Gadis itu, adalah Julie.
Musik mulai melambat sebelum berhenti saat ketiganya memasuki ruangan.
“Guru, mereka ada di sini,” Julie berdiri dan berbicara ke sudut lain ruangan.
Baru pada saat itulah Trio menyadari bahwa ada seorang wanita tua duduk di kursi hitam yang terbuat dari ratan di sudut lain. Nafasnya hampir hening, kehadirannya tidak terlihat kecuali diumumkan.

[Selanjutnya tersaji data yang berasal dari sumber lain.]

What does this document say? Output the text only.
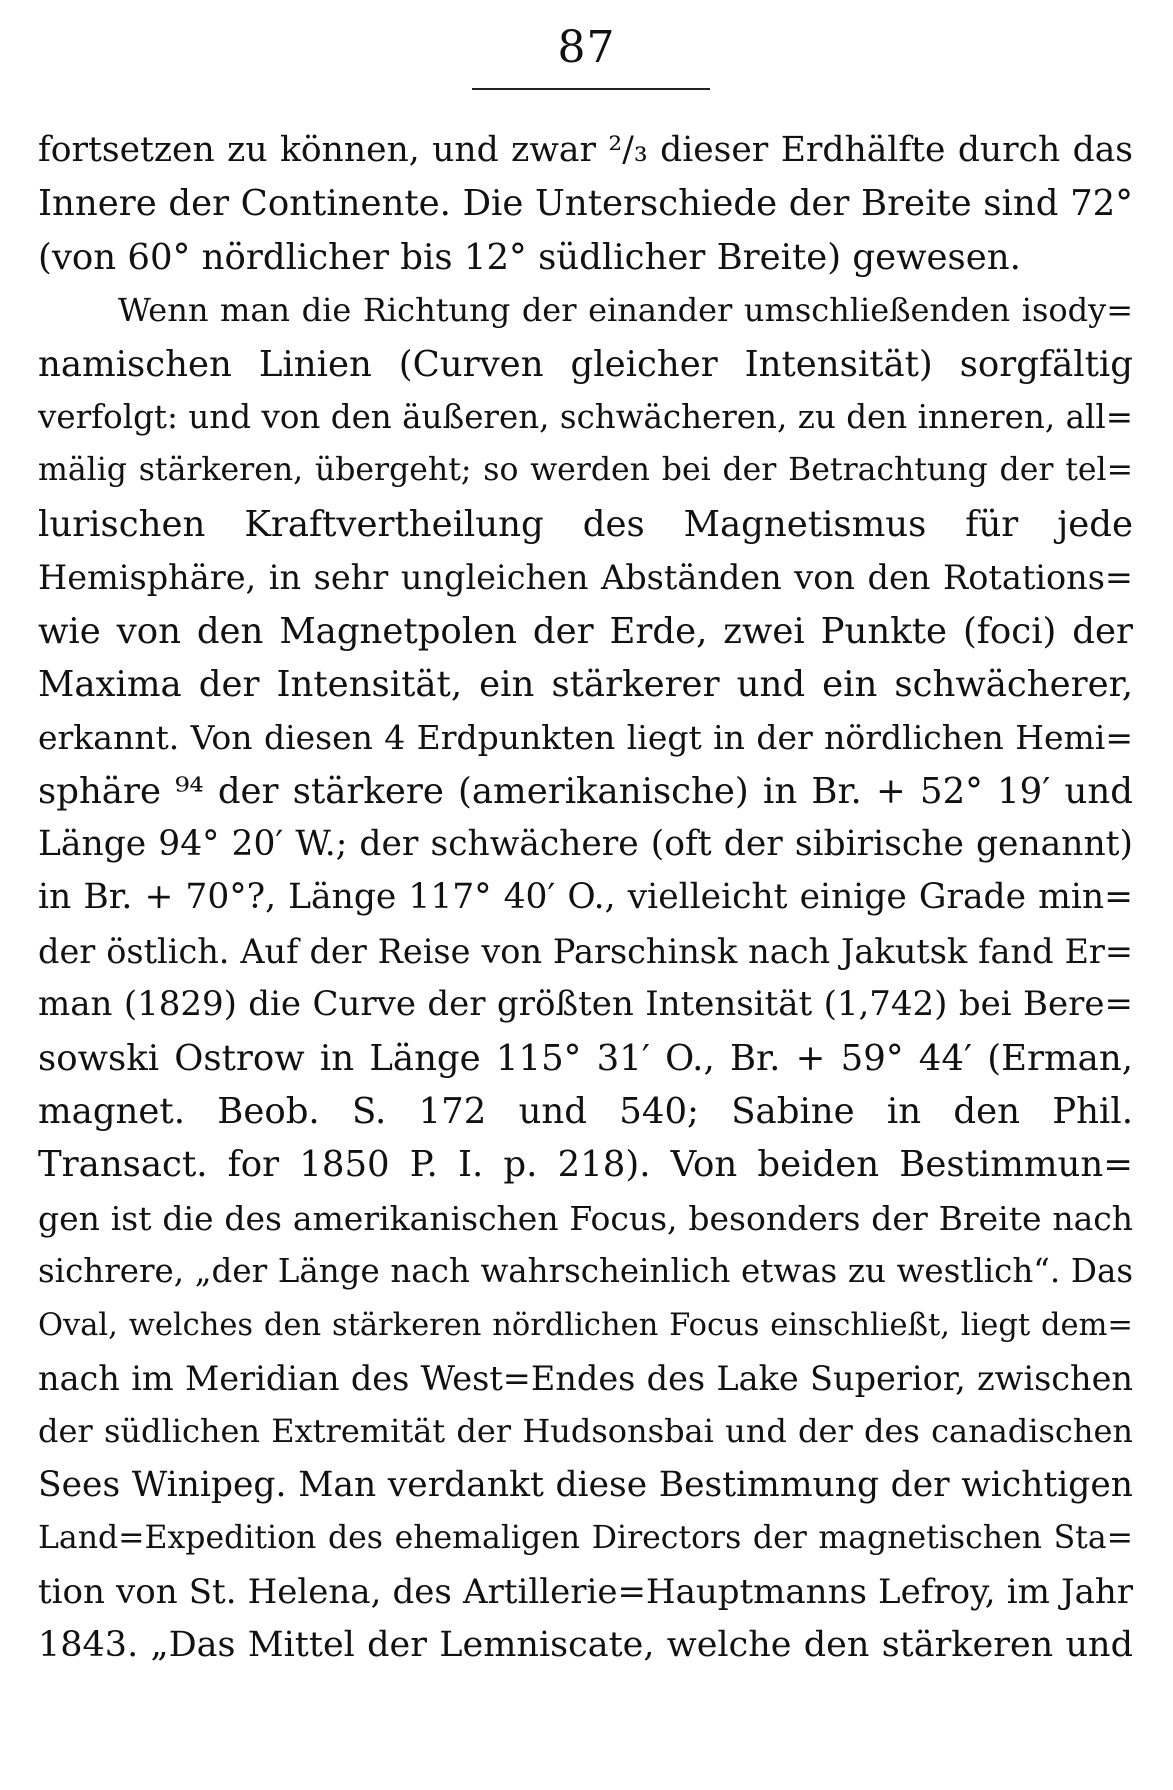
87
fortsetzen zu können, und zwar ²/₃ dieser Erdhälfte durch das
Innere der Continente. Die Unterschiede der Breite sind 72°
(von 60° nördlicher bis 12° südlicher Breite) gewesen.
Wenn man die Richtung der einander umschließenden isody=
namischen Linien (Curven gleicher Intensität) sorgfältig
verfolgt: und von den äußeren, schwächeren, zu den inneren, all=
mälig stärkeren, übergeht; so werden bei der Betrachtung der tel=
lurischen Kraftvertheilung des Magnetismus für jede
Hemisphäre, in sehr ungleichen Abständen von den Rotations=
wie von den Magnetpolen der Erde, zwei Punkte (foci) der
Maxima der Intensität, ein stärkerer und ein schwächerer,
erkannt. Von diesen 4 Erdpunkten liegt in der nördlichen Hemi=
sphäre ⁹⁴ der stärkere (amerikanische) in Br. + 52° 19′ und
Länge 94° 20′ W.; der schwächere (oft der sibirische genannt)
in Br. + 70°?, Länge 117° 40′ O., vielleicht einige Grade min=
der östlich. Auf der Reise von Parschinsk nach Jakutsk fand Er=
man (1829) die Curve der größten Intensität (1,742) bei Bere=
sowski Ostrow in Länge 115° 31′ O., Br. + 59° 44′ (Erman,
magnet. Beob. S. 172 und 540; Sabine in den Phil.
Transact. for 1850 P. I. p. 218). Von beiden Bestimmun=
gen ist die des amerikanischen Focus, besonders der Breite nach
sichrere, „der Länge nach wahrscheinlich etwas zu westlich“. Das
Oval, welches den stärkeren nördlichen Focus einschließt, liegt dem=
nach im Meridian des West=Endes des Lake Superior, zwischen
der südlichen Extremität der Hudsonsbai und der des canadischen
Sees Winipeg. Man verdankt diese Bestimmung der wichtigen
Land=Expedition des ehemaligen Directors der magnetischen Sta=
tion von St. Helena, des Artillerie=Hauptmanns Lefroy, im Jahr
1843. „Das Mittel der Lemniscate, welche den stärkeren und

Ini adalah wanita tua yang sama yang menderita luka berat pada hari sebelumnya.
“Sesuatu di sini membuatku sangat tidak nyaman,” Raja Mimpi Buruk mengerutkan kening dan mengendus dengan hidungnya sebelum menutupinya dengan kain sutra putih.
“Kamu benar-benar memiliki indera yang tajam,” wanita tua itu tersenyum dan mengangguk, “Aku masih belum berterima kasih kepada kalian bertiga atas tindakan heroikmu hari ini. Jika bukan karena kami bertiga, kami mungkin akan sangat menderita. kerugian. ”
“Kamu kehilangan dua orang yang lebih tua, dan itu masih bukan kerugian yang parah?” Tanya Andrela retoris.
“Bukan,” wanita tua itu mengangguk, “mereka berdua hanyalah pengganti telekinetik, tuan rumah mereka sudah mulai pulih di lokasi rahasia. Itu hanya satu luka parah, bukan masalah besar.”
“Pengganti telekinetik? Satu cedera parah bukan masalah besar?” Garen mengulangi kata-katanya, “Sepertinya telekinesis jauh lebih menarik dari yang saya kira.”
“Kalian bertiga, silakan duduk dan kita akan bicara.”
Wanita tua itu menyajikan tiga cangkir kopi.